Last month Candye underwent surgery for pancreatic cancer. She's recovering now and reportedly feeling better. Check out her Web site.
* Never Been Caught by The Mummies . They hailed from San Francisco, but they were a lot more Rice-a-Roni than Haight Ashbury. Spending more money on their Ace Bandage costumes, or so it would seem, than on their pawn-shop instruments, The Mummies called their sound "Budget Rock" (not to be confused with The Fleshtones' "Super Rock."). And it was a pretty apt description, as the production of their music did have a pronounced bargain-basement quality about it. This album, originally released in 1992, sounds like a lost cheap cassette bootleg of some teen dance at a VFW show in South Dakota in the mid '60s (Anybody remember Spider & The Crabs???!!!) When I hear The Mummies rip through The Young Rascals' "Come on Up" and The Righteous Brothers' "Justine" my first instinct is to scream out "Little Latin Lupe Lu!" And then there's "Mariconda's a Friend of Mine," the lyrics of which have been passed down generation to generation in elementary school boys' rooms.
* Memphis Sanctified Jug Bands 1928-1930. Jug band gospel music! What a concept! These tracks were recorded at a Church of God in Christ in Memphis. The album includes what has what has to be the greatest versions of "He's Got the Whole World in His Hands" I've ever heard. Unfortunately the individual artists aren't listed on the tracks, though the Document Records Web site indicates "Whole World" is performed by Brother Williams Memphis Sanctified Singers.

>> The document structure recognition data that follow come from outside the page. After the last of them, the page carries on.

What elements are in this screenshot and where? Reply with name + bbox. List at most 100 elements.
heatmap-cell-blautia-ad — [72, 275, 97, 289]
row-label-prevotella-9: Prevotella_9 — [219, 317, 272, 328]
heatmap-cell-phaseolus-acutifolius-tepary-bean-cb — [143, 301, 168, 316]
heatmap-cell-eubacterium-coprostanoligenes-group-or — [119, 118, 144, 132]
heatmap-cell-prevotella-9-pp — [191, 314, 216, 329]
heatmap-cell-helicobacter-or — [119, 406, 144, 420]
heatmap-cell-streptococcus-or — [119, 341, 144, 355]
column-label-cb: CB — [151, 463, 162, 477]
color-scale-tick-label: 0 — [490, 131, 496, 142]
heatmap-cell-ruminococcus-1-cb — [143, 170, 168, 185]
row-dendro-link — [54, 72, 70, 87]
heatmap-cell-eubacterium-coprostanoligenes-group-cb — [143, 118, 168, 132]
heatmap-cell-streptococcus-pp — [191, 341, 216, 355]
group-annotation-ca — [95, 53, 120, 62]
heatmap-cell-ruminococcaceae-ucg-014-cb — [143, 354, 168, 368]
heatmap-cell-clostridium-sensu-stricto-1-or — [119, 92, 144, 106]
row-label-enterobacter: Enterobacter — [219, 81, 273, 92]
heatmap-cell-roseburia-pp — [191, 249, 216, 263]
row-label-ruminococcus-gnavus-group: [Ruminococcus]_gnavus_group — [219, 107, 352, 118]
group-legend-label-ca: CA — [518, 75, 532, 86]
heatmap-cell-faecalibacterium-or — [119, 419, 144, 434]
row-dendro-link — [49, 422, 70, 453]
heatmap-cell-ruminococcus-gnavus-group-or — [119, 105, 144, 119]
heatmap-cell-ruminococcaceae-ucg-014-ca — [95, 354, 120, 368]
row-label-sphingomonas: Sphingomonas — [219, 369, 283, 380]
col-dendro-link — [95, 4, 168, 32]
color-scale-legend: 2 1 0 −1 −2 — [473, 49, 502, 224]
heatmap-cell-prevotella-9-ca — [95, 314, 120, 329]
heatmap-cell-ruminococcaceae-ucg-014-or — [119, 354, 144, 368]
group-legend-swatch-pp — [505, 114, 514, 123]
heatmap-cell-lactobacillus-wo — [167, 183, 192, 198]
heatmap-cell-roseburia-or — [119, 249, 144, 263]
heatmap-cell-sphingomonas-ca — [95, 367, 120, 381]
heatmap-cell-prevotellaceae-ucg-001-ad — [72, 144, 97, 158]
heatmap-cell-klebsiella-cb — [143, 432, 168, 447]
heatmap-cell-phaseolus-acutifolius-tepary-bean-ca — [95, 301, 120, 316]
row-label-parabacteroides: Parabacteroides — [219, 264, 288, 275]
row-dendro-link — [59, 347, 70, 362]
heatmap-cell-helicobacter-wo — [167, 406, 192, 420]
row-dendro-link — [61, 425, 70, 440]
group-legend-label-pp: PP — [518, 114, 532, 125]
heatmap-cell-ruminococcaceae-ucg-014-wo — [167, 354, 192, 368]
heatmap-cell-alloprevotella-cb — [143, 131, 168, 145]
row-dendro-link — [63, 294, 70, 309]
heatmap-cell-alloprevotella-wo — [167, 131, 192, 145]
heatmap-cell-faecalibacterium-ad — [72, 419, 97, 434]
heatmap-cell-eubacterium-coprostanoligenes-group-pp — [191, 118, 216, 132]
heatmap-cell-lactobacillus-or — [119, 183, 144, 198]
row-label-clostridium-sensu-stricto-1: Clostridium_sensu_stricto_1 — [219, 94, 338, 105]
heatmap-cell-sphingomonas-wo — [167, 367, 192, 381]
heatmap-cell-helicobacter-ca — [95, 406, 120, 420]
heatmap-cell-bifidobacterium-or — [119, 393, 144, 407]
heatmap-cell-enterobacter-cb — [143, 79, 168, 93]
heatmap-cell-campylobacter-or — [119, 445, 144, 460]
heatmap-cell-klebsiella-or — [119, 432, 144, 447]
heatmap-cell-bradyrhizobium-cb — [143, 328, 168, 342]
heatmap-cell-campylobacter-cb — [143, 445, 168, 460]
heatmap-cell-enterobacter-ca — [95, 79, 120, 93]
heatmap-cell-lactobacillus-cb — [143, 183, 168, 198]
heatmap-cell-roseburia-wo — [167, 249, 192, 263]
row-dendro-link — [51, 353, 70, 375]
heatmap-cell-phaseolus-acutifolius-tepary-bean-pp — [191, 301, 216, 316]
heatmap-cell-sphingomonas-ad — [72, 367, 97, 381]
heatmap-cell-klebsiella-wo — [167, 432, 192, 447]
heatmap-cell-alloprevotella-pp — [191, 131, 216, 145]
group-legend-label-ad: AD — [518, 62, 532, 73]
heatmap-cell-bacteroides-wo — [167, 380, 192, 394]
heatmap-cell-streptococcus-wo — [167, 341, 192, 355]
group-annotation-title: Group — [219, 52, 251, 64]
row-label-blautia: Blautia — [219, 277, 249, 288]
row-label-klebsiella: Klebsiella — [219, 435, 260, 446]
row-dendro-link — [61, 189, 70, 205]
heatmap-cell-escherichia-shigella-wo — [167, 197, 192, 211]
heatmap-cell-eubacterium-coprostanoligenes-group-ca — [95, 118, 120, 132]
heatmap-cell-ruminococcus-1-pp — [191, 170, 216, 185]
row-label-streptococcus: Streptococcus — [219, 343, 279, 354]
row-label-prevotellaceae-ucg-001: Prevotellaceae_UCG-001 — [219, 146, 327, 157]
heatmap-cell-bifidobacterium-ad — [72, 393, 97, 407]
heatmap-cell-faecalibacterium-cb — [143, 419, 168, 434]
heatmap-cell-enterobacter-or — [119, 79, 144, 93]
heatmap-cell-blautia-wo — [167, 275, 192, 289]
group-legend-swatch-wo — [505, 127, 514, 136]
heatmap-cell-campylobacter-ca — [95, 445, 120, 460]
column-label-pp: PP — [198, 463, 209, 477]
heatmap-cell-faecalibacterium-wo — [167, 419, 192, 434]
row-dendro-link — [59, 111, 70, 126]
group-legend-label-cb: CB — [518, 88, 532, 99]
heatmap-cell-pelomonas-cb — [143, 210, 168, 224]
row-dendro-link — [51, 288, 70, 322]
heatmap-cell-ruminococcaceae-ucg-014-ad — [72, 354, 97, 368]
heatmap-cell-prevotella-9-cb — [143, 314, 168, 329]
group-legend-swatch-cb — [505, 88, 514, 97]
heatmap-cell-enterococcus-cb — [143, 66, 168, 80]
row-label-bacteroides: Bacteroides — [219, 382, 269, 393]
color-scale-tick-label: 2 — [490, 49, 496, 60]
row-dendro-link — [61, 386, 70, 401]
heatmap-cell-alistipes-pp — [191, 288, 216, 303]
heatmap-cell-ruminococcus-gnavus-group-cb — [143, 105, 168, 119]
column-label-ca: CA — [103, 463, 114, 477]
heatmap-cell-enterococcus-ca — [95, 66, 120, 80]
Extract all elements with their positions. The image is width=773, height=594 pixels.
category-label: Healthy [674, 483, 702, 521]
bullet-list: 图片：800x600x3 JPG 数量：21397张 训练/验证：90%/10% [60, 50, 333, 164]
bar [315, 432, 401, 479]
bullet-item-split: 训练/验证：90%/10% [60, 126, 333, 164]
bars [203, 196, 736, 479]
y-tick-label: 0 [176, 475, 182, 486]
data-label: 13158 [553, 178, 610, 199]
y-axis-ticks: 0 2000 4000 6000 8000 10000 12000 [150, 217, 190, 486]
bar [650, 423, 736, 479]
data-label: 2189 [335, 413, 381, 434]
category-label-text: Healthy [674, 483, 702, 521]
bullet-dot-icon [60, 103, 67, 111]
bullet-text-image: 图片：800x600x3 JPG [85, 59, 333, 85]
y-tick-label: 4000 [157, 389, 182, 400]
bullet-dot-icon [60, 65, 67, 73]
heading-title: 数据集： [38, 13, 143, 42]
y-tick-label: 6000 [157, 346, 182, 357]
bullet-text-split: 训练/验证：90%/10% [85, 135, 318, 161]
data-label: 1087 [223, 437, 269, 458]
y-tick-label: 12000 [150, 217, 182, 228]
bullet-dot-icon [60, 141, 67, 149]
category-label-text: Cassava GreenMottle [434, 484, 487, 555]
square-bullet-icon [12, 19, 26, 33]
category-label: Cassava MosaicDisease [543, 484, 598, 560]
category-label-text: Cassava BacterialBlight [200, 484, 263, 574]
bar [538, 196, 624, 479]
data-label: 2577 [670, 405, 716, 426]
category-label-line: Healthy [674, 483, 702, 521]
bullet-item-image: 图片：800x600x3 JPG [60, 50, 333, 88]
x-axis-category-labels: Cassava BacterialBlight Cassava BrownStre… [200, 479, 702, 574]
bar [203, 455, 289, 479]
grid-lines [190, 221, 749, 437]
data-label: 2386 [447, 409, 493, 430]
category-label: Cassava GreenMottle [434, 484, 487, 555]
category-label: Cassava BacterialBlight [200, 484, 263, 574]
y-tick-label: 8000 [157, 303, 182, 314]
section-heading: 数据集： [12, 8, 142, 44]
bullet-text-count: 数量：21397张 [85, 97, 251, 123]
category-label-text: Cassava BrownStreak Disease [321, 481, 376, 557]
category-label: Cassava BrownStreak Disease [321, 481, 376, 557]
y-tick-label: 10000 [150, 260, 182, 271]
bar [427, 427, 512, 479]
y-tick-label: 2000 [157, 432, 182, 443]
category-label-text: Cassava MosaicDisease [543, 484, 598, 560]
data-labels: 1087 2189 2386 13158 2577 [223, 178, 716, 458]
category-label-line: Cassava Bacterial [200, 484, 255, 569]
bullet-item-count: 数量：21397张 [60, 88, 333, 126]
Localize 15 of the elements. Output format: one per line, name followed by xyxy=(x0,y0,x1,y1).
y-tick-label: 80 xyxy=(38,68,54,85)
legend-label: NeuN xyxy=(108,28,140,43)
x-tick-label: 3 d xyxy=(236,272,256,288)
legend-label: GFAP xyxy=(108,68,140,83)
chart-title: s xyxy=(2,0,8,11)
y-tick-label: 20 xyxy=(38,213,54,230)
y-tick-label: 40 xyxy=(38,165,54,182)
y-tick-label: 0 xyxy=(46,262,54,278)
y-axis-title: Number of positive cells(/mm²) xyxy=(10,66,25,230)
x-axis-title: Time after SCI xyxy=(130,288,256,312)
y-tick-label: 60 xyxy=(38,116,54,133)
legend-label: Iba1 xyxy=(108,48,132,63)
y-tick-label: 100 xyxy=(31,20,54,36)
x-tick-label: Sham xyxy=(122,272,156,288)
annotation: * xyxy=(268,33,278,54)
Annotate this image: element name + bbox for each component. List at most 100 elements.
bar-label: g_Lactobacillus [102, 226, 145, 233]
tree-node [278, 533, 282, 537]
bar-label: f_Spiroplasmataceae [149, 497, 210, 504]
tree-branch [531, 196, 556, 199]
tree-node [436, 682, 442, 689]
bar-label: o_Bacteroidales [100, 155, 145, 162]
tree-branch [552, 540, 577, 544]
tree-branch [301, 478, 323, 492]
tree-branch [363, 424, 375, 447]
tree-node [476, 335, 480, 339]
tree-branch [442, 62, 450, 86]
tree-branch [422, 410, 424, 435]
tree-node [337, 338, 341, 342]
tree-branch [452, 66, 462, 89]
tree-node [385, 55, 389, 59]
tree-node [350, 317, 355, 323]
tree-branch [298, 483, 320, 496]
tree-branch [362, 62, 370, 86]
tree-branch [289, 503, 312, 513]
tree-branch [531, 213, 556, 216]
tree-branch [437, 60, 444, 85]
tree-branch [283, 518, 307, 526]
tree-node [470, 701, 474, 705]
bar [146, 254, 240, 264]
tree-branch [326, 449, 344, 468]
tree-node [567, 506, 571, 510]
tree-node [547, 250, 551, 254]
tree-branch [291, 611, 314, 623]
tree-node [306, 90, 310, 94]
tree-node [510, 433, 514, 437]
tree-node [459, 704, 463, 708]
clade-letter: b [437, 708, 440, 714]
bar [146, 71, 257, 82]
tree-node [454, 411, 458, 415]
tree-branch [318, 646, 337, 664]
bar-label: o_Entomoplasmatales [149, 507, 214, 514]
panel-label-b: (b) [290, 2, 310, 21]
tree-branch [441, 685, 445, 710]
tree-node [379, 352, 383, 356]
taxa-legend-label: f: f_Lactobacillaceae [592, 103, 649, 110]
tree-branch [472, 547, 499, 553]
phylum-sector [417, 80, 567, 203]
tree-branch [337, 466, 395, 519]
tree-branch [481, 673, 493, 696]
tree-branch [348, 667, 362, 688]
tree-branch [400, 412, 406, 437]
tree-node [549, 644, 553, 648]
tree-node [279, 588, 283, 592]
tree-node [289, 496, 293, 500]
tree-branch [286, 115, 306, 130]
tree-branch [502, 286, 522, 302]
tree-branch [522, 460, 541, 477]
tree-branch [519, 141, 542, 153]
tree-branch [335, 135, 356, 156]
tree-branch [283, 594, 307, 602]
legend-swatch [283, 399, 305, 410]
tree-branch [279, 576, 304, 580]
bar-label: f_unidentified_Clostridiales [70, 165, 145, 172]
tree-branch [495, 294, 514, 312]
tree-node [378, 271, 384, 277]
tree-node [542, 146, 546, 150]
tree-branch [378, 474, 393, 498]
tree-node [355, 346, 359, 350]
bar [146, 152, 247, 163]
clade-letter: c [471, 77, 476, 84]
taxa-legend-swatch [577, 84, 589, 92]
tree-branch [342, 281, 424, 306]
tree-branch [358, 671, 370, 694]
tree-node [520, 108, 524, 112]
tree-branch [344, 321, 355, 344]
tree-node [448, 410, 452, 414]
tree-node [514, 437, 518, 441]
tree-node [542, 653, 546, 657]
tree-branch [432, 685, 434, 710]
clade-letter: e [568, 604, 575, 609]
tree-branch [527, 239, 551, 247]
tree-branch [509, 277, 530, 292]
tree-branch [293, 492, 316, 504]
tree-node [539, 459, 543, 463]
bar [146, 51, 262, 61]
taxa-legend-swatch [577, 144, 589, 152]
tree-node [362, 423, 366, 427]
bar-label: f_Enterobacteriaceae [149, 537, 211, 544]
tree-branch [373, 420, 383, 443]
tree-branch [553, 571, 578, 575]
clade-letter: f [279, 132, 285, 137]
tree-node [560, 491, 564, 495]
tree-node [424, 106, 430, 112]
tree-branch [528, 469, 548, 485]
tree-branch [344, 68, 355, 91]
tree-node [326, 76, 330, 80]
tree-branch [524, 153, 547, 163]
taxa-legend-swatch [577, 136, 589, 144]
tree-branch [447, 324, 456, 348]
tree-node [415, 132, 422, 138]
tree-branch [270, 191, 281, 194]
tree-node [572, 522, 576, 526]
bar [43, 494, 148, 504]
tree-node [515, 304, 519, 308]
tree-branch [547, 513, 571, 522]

Not all the songs are jug tunes. There's also some good old fashioned Black preaching with a Holy Ghost-filled choir moaning the Word behind the minister, sometimes with a short jug-band interlude following.
(Memory Lane: In the late '70s I used to live a couple of doors down from a Church of God in Christ on Gallegos Lane right here in Santa Fe. Sometimes I'd hear some amazing gospel being sung there. The church, however, was sold by the early '80s. The building is still there though.)
* Daptone 7-Inch Singles Collection, Vol. 1 by Various Artists. How can you go wrong with Dap regulars like Sharon Jones & The Dap-Kings, Lee Fields? There's also worthwhile offerings by lesser-known singers like Charlie Bradley and the deep-voiced Naomi Davis, who does a funk-filled tune called "Promised Land" (not the Chuck Berry classic) And there's a couple of instrumental groups -- The Sugarman 3 and Company -- who sounds as if they're making soundtracks for a new crop of Cleopatra Jones movies.
This compilation just serves to show why Daptone has become synonymous with 21st Century soul. I just saw that Daptone is releasing a Volume 2 of this. Can't wait.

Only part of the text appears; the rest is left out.